La justice administrative a ordonné à l'Etat de compléter les rares structures sanitaires mises en place dans le bidonville.

La « jungle » de Calais est déjà presque une ville. Pourtant, elle manque encore des structures les plus essentielles. Le tribunal administratif de Lille s’est donc prononcé, lundi 2 novembre, en faveur de mesures d’urgence pour tenter de mettre un terme à la précarité dans laquelle vivent plus de 6000 migrants, dans le plus grand bidonville d’Europe.
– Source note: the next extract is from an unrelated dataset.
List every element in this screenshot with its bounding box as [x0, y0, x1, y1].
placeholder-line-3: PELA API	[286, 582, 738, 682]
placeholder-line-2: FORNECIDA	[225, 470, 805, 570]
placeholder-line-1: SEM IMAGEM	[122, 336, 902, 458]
L’Etat a été condamné à installer dix points d’eau supplémentaires. Chacun devra comporter au moins cinq robinets et cinquante latrines. Outre ces structures sanitaires, les juges administratifs ont exigé la mise en place d’un système de ramassage des ordures et de nettoyage du site.

Une ville qui manque de l’essentiel

Située à environ une heure du centre de Calais, la « jungle » a déjà des allures de ville. En plus de leurs maisons de fortune, les habitants de ce bidonville ont mis sur pied des églises et des mosquées, des épiceries, mais aussi une école, un théâtre et des restaurants.

Malgré tout, les installations les plus basiques manquent encore. Pour l’instant, les migrants ne bénéficient, par exemple, que de trois points d’eau. Toutes ces mesures doivent être concrétisées dans un délai de huit jours, au‐delà duquel chaque jour de retard coûtera cent euros à l’Etat.